Students and parents also need to be aware that job salaries were highly dependent upon location. $60,000 may sound like a great entry salary but if you live in a high cost city like San Francisco or New York, you're likely to need a roommate or two if you want to live in something other than a tent.

But these hard realities don't seem to be making it into college marketing literature. And why would they. For years colleges and universities have viewed student loans as a gravy train. The more money the government makes available, the higher they can raise their tuition costs. Take for instance the University of Colorado at Boulder. Out of state students can expect a total annual cost - including room and board - of just over $54,000 for an arts and sciences degree. That means you're going to spend $216,000 over four years. If you graduate and have to take a customer service job, you are unlikely to ever be able to pay that money back.

Some may think that bankruptcies should allow for the discharge of student loan debts - after all, who wouldn't be angry after getting stuck with a huge bill only to find out that you were sold a bill of goods? But there are some real issues with allowing this. First of all, the money borrowed actually belongs to taxpayers. Allowing it to be discharged in bankruptcy would add to the already massive federal debt. And since the amount currently owed comes out to around $4,500 per American man, woman and child, allowing this would cost each of us individually.

More importantly, Warren's proposal doesn't address the real issue; tuition charges. The underwriting process for student loans needs to tie the amount of money being borrowed to the expected earnings of new graduates. Those with undeclared majors shouldn't be able to borrow any more money than those who would be earning the lowest amount with a declared major. And when you change your major, the amount you can borrow going forward should also be changed.

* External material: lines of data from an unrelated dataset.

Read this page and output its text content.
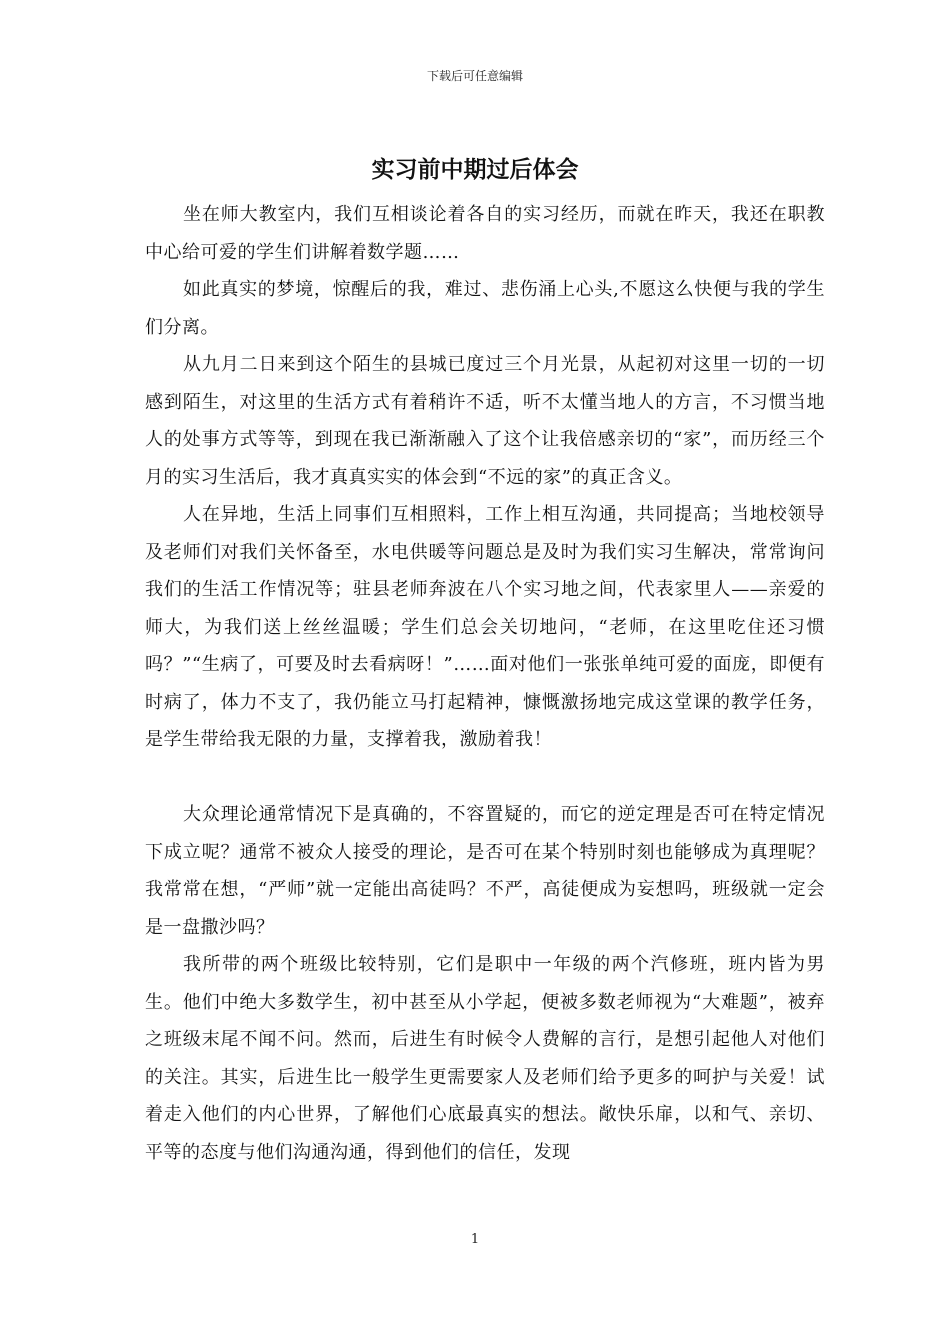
下载后可任意编辑
实习前中期过后体会

坐在师大教室内，我们互相谈论着各自的实习经历，而就在昨天，我还在职教中心给可爱的学生们讲解着数学题……

如此真实的梦境，惊醒后的我，难过、悲伤涌上心头,不愿这么快便与我的学生们分离。

从九月二日来到这个陌生的县城已度过三个月光景，从起初对这里一切的一切感到陌生，对这里的生活方式有着稍许不适，听不太懂当地人的方言，不习惯当地人的处事方式等等，到现在我已渐渐融入了这个让我倍感亲切的“家”，而历经三个月的实习生活后，我才真真实实的体会到“不远的家”的真正含义。

人在异地，生活上同事们互相照料，工作上相互沟通，共同提高；当地校领导及老师们对我们关怀备至，水电供暖等问题总是及时为我们实习生解决，常常询问我们的生活工作情况等；驻县老师奔波在八个实习地之间，代表家里人——亲爱的师大，为我们送上丝丝温暖；学生们总会关切地问，“老师，在这里吃住还习惯吗？”“生病了，可要及时去看病呀！”……面对他们一张张单纯可爱的面庞，即便有时病了，体力不支了，我仍能立马打起精神，慷慨激扬地完成这堂课的教学任务，是学生带给我无限的力量，支撑着我，激励着我！

大众理论通常情况下是真确的，不容置疑的，而它的逆定理是否可在特定情况下成立呢？通常不被众人接受的理论，是否可在某个特别时刻也能够成为真理呢？我常常在想，“严师”就一定能出高徒吗？不严，高徒便成为妄想吗，班级就一定会是一盘撒沙吗？

我所带的两个班级比较特别，它们是职中一年级的两个汽修班，班内皆为男生。他们中绝大多数学生，初中甚至从小学起，便被多数老师视为“大难题”，被弃之班级末尾不闻不问。然而，后进生有时候令人费解的言行，是想引起他人对他们的关注。其实，后进生比一般学生更需要家人及老师们给予更多的呵护与关爱！试着走入他们的内心世界，了解他们心底最真实的想法。敞快乐扉，以和气、亲切、平等的态度与他们沟通沟通，得到他们的信任，发现

1
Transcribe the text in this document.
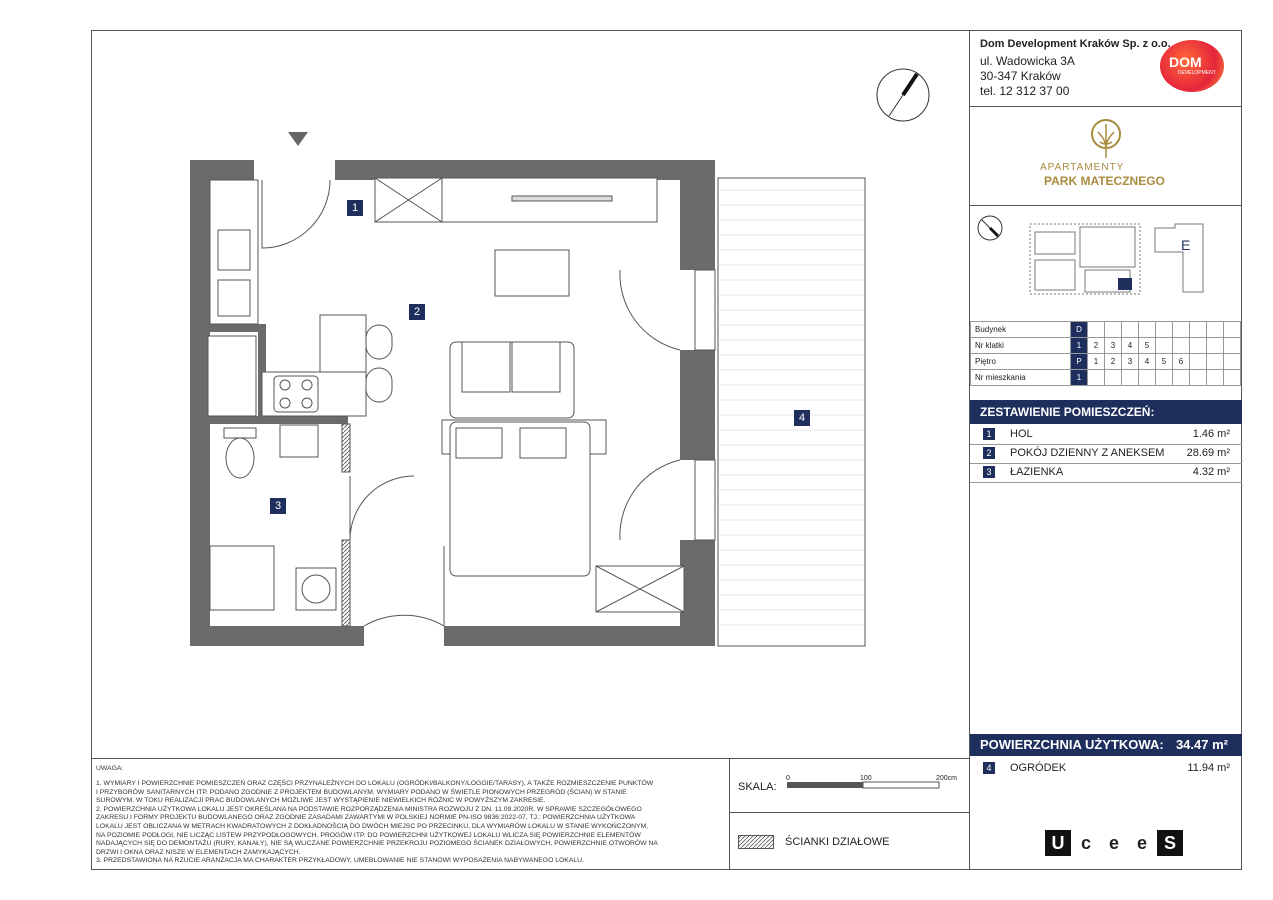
Dom Development Kraków Sp. z o.o.
ul. Wadowicka 3A
30-347 Kraków
tel. 12 312 37 00
DOM
DEVELOPMENT
APARTAMENTY
PARK MATECZNEGO
E
Budynek	D									
Nr klatki	1	2	3	4	5					
Piętro	P	1	2	3	4	5	6			
Nr mieszkania	1									
ZESTAWIENIE POMIESZCZEŃ:
1	HOL	1.46 m²
2	POKÓJ DZIENNY Z ANEKSEM 28.69 m²
3	ŁAZIENKA	4.32 m²
POWIERZCHNIA UŻYTKOWA: 34.47 m²
4	OGRÓDEK	11.94 m²
U c e e S
UWAGA:
1. WYMIARY I POWIERZCHNIE POMIESZCZEŃ ORAZ CZĘŚCI PRZYNALEŻNYCH DO LOKALU (OGRÓDKI/BALKONY/LOGGIE/TARASY), A TAKŻE ROZMIESZCZENIE PUNKTÓW
I PRZYBORÓW SANITARNYCH ITP. PODANO ZGODNIE Z PROJEKTEM BUDOWLANYM. WYMIARY PODANO W ŚWIETLE PIONOWYCH PRZEGRÓD (ŚCIAN) W STANIE
SUROWYM. W TOKU REALIZACJI PRAC BUDOWLANYCH MOŻLIWE JEST WYSTĄPIENIE NIEWIELKICH RÓŻNIC W POWYŻSZYM ZAKRESIE.
2. POWIERZCHNIA UŻYTKOWA LOKALU JEST OKREŚLANA NA PODSTAWIE ROZPORZĄDZENIA MINISTRA ROZWOJU Z DN. 11.09.2020R. W SPRAWIE SZCZEGÓŁOWEGO
ZAKRESU I FORMY PROJEKTU BUDOWLANEGO ORAZ ZGODNIE ZASADAMI ZAWARTYMI W POLSKIEJ NORMIE PN-ISO 9836:2022-07, TJ.: POWIERZCHNIA UŻYTKOWA
LOKALU JEST OBLICZANA W METRACH KWADRATOWYCH Z DOKŁADNOŚCIĄ DO DWÓCH MIEJSC PO PRZECINKU, DLA WYMIARÓW LOKALU W STANIE WYKOŃCZONYM,
NA POZIOMIE PODŁOGI, NIE LICZĄC LISTEW PRZYPODŁOGOWYCH, PROGÓW ITP. DO POWIERZCHNI UŻYTKOWEJ LOKALU WLICZA SIĘ POWIERZCHNIE ELEMENTÓW
NADAJĄCYCH SIĘ DO DEMONTAŻU (RURY, KANAŁY), NIE SĄ WLICZANE POWIERZCHNIE PRZEKROJU POZIOMEGO ŚCIANEK DZIAŁOWYCH, POWIERZCHNIE OTWORÓW NA
DRZWI I OKNA ORAZ NISZE W ELEMENTACH ZAMYKAJĄCYCH.
3. PRZEDSTAWIONA NA RZUCIE ARANŻACJA MA CHARAKTER PRZYKŁADOWY, UMEBLOWANIE NIE STANOWI WYPOSAŻENIA NABYWANEGO LOKALU.
SKALA:
0	100	200cm
ŚCIANKI DZIAŁOWE
1
2
3
4
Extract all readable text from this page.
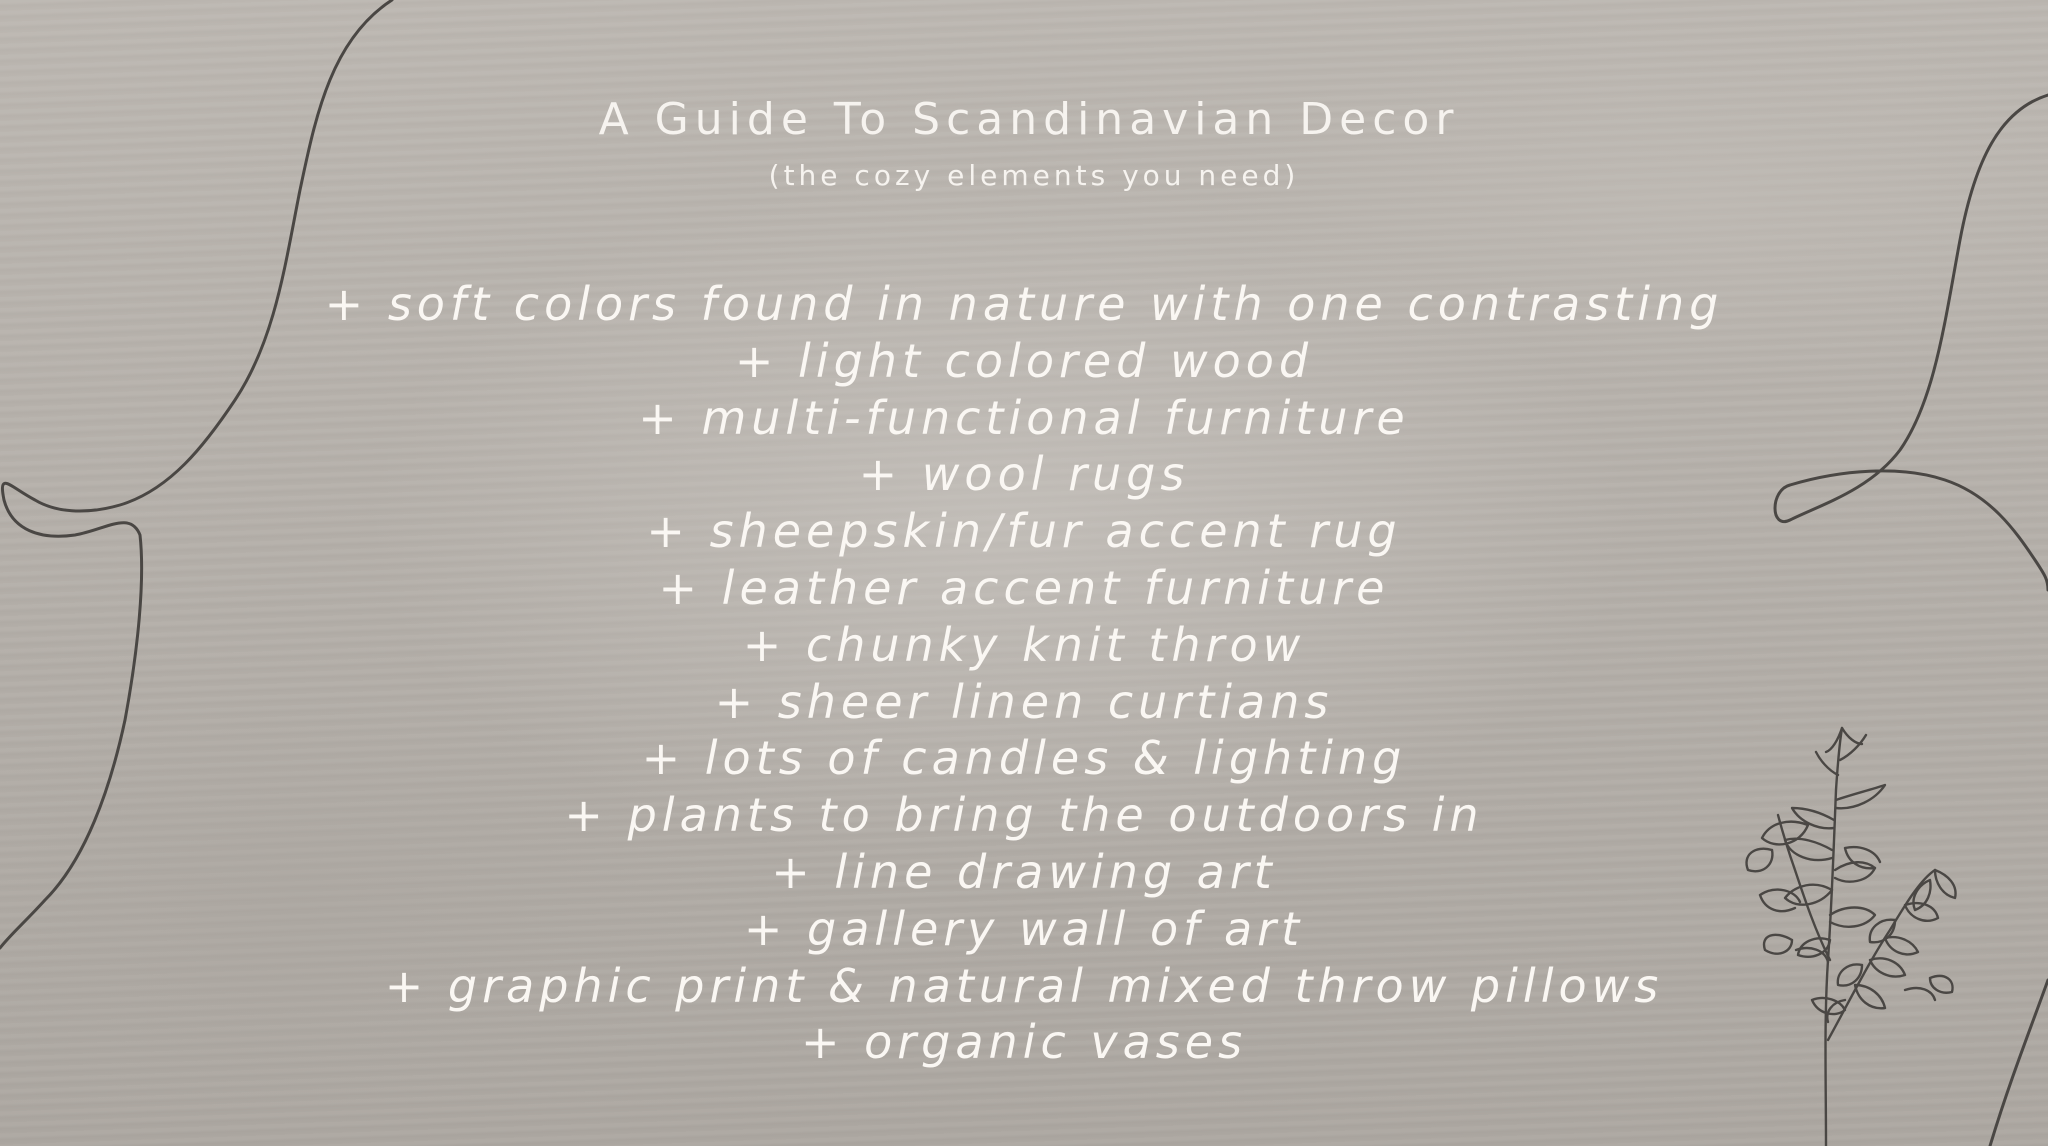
A Guide To Scandinavian Decor

(the cozy elements you need)

+ soft colors found in nature with one contrasting
+ light colored wood
+ multi-functional furniture
+ wool rugs
+ sheepskin/fur accent rug
+ leather accent furniture
+ chunky knit throw
+ sheer linen curtians
+ lots of candles & lighting
+ plants to bring the outdoors in
+ line drawing art
+ gallery wall of art
+ graphic print & natural mixed throw pillows
+ organic vases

There is also no reason that we can see to foist the cost of college loans onto the backs of taxpayers. Upon graduation, students already have options if their debt is too high. They can elect to make income-based payments for up to 25 years. There are also options to take jobs in government sponsored programs that will discharge a portion or all of their debt over time. Granted, these may not be a part of the future that these students dreamed of when starting their college experience. But another hard reality of life is that we don't always get what we want.  

The Warren proposal could also create another issue; strategic default. Using the University of Colorado example above, let's say that you graduate with more than $200,000 in debt and you can only get a lower salaried job. Your best financial option could be to declare bankruptcy immediately upon graduation and then live on your parents' couch for the next couple of years. Over the next seven years, your credit score will suffer but at the same time, you'll have fewer bills to pay.

Now, you may think that people wouldn't strategically default on loans like this, but this is precisely the scenario that may property investors found themselves debating when real estate prices dropped through the floor in 2008. The more sophisticated investors decided that defaulting was in their best personal interest.

If you take this same model to student loans, there is another factor that would likely get added to the mix. Unlike the real estate investors of 2008 who didn't have parents there acting as a safety net, a lot of new college grads are likely to be telling their kids to default and use their family for that safety net. It may not be ethical, but it is a reality.

The bottom line here is that we do believe that student loan debt is out of control and needs to be reigned in. But this particular proposal creates more problems for both taxpayers and students. Congress would be better served addressing issues having to do with tuition and truth in advertising to students than by passing this piece of legislation.